The South African president spoke of Tutu's criticism of Israel's treatment of Palestinians of Israeli settlers encroaching their land, including that of Christians on the West Bank. Tutu always said he loves Jews and right of the state of Israel to exist.
"He was an outspoken supporter of the Palestinian cause and in 2014 wrote a powerful article calling on Israelis and Palestinians to find each other and to make peace," said Ramaphosa in his eulogy.
"In his words, 'peace requires the people of Israel and Palestine to recognise the human being in themselves and each other, and to understand their interdependence,'" said the South African presisent.
The current Archbishop of Cape Town, Thabo Makgoba, presided over the service, and the preacher was Rev. Michael Nuttall, retired Bishop of Natal, who worked alongside Tutu when he headed the Anglican church of southern Africa.
The guard of honour for Tutu was not military, but made of clergy and church wardens, who lined Cape Town's inner streets to pay their respects as his cortege arrived at the cathedral for him to lie in state in the days before the funeral.
Bishop Nuttal praised Leah Tutu who was so close to her husband throughout his life and preached of Tutu's authenticity.

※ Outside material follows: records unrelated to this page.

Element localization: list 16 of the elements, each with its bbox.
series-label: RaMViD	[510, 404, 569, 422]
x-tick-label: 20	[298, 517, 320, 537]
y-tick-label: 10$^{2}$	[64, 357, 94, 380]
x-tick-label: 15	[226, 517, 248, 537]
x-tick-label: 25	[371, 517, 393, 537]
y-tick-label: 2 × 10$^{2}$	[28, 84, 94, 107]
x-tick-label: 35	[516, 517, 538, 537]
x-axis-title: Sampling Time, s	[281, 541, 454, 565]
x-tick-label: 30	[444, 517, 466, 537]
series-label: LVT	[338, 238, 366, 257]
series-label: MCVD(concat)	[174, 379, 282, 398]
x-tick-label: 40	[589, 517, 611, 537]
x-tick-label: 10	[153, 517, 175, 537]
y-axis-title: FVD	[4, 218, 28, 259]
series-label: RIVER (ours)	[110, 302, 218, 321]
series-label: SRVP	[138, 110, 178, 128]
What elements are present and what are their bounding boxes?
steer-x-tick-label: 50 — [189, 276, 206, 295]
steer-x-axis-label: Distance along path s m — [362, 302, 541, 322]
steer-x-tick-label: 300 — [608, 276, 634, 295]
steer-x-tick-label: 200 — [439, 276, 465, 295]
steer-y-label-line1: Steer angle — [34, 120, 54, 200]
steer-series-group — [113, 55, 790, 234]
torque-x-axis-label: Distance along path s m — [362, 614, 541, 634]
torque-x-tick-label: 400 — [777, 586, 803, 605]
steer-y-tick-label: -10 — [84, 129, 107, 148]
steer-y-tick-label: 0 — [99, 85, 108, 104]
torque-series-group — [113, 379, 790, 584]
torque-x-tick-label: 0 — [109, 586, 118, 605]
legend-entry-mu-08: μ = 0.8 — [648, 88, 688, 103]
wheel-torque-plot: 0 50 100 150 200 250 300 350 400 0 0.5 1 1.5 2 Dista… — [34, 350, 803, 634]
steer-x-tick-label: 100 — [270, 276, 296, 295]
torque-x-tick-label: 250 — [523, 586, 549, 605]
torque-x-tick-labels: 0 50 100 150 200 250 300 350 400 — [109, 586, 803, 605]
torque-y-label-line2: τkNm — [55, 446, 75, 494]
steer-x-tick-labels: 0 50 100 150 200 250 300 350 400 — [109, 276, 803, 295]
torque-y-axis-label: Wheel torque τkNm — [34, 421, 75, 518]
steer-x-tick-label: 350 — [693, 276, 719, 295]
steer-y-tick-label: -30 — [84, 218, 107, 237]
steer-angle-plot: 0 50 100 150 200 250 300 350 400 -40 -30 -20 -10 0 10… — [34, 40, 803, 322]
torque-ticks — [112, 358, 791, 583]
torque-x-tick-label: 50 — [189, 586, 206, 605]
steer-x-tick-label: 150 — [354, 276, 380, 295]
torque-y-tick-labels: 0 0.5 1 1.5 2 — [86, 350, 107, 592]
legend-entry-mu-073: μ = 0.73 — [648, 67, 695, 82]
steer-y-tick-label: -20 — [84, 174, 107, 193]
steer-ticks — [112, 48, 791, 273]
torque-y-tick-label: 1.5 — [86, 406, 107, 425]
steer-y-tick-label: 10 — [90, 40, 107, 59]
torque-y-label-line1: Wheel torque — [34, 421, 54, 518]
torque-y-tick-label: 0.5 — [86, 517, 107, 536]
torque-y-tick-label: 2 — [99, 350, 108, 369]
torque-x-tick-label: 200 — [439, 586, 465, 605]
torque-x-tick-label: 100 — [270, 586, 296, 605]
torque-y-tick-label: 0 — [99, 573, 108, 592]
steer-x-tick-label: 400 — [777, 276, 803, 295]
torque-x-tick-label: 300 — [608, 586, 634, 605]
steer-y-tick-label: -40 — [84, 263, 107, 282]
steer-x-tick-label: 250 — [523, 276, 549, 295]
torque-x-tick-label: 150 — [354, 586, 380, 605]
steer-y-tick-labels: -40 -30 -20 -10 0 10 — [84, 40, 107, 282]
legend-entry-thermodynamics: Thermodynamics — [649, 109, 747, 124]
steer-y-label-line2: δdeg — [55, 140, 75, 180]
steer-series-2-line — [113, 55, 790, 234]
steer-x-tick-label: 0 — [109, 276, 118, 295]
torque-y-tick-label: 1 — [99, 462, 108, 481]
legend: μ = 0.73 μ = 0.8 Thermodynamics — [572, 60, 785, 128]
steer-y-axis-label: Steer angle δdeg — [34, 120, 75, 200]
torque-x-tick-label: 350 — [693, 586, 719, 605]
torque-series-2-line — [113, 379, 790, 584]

"That is why we loved him and respected him and valued him so deeply. Small in physical stature, he was a giant among us morally and spiritually. His faith was authentic, not counterfeit or half-hearted," said Nuttal.
"He lived it, even at great cost to himself, with an inclusive, all-embracing love. His friend, Nelson Mandela, put it perfectly when he said: 'Sometimes strident, often tender, never afraid and seldom without humour, Desmond Tutu's voice will always be the voice of the voiceless.'"
Tutu worked for the World Council of Churches in Geneva from 1972-1975. WCC deputy general secretary Dr. Isabel Apawo Phiri represented the council at the service in St George's Cathedral where Tutu's remains will be buried.
WCC acting general secretary Rev. Prof. Dr Ioan Sauca sent a message to the family on behalf of the WCC.
The message said, "In Desmond Tutu, we all experienced a man of many gifts and accomplishments, as an educator and churchman, a leader in the liberation struggle here and abroad and in the quest for reconciliation, as a husband and father and friend.
"But here, in this house of God, I would lift up one indispensable passion in all he did, namely, his lifelong faith. Desmond Tutu was, first and last, a man of God.
"Yet his faith was not a solipsistic search for certainty, security or a therapeutic comfort. It was rather a confidence in God's loving presence and activity among us, God's fulsome affirmation of our being human, and the fire for justice by which God energizes prophetic action," reads the message.
"Desmond Tutu's faith was, in the broadest and best sense, ecumenical, driving to overcome division in a zealous quest for God's reign."